Quality control optimization part I: Metrics for evaluating predictive performance of quality control.

BACKGROUND Quality control (QC) policies are usually designed using power curves. This type of analysis reasons from a cause (a shift in the assay results) to an effect (a signal from the QC monitoring process). End users face a different problem: they must reason from an effect (QC signal) to a cause. It would be helpful to have metrics that evaluated QC policies from an end-user perspective. METHODS We developed a simple dichotomous model based on classification of assay errors. Errors are classified as important or unimportant based on a critical shift size, defined as Sc.
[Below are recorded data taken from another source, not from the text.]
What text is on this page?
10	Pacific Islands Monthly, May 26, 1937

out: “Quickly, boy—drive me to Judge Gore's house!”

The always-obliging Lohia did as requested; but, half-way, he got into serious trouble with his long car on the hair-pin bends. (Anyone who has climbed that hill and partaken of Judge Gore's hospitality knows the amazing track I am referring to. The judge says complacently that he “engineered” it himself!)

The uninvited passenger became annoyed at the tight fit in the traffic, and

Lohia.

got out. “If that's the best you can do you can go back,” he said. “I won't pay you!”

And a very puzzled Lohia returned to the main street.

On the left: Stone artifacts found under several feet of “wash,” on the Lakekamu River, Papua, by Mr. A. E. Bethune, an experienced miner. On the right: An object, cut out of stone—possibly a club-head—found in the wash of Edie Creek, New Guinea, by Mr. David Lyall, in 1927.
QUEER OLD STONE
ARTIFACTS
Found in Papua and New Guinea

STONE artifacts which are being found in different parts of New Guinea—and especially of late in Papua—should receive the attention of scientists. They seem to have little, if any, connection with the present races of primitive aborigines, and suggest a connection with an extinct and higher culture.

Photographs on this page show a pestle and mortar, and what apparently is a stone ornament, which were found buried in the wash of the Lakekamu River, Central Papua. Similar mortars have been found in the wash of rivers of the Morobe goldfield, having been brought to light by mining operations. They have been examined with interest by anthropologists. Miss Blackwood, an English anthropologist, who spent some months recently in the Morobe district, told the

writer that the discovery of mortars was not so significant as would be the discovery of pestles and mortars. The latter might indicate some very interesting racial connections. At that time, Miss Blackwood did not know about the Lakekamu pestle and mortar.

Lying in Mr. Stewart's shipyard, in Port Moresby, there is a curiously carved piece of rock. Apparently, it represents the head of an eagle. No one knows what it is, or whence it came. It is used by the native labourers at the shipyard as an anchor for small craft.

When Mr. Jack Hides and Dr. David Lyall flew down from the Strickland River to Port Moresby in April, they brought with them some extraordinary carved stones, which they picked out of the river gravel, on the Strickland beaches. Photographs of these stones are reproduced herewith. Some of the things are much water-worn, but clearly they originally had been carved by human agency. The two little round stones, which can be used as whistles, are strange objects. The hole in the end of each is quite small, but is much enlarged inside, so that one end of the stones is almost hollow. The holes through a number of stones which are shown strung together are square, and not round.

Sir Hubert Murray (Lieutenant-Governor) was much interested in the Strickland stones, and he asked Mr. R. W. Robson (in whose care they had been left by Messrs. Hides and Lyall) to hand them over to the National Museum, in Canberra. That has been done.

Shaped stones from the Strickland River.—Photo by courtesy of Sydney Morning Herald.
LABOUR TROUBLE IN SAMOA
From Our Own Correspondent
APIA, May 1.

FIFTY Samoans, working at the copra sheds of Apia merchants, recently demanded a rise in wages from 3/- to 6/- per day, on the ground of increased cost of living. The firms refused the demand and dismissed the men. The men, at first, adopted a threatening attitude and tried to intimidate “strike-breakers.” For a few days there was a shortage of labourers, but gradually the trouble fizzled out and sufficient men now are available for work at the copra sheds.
Using this scheme, we show how QC policies can be analyzed using common accuracy metrics such as sensitivity, specificity, positive predictive value (PPV), and negative predictive value (NPV). We explore the impact of design choices (QC limits, number of repeats) on these performance measures in a number of different contexts. RESULTS PPV varies widely (1% to 100%) depending on context. NPV also varies (40% to 100%) but is less sensitive to context than PPV. There are many contexts in which QC policies have low predictive values. In such cases, performance (PPV, NPV) can be improved by adjusting the QC limits or the number of repeats at each QC event. CONCLUSION The effectiveness of QC can be improved by considering the context in which the QC policy will be applied. Using simple assumptions, common accuracy metrics can be used to evaluate QC policy performance.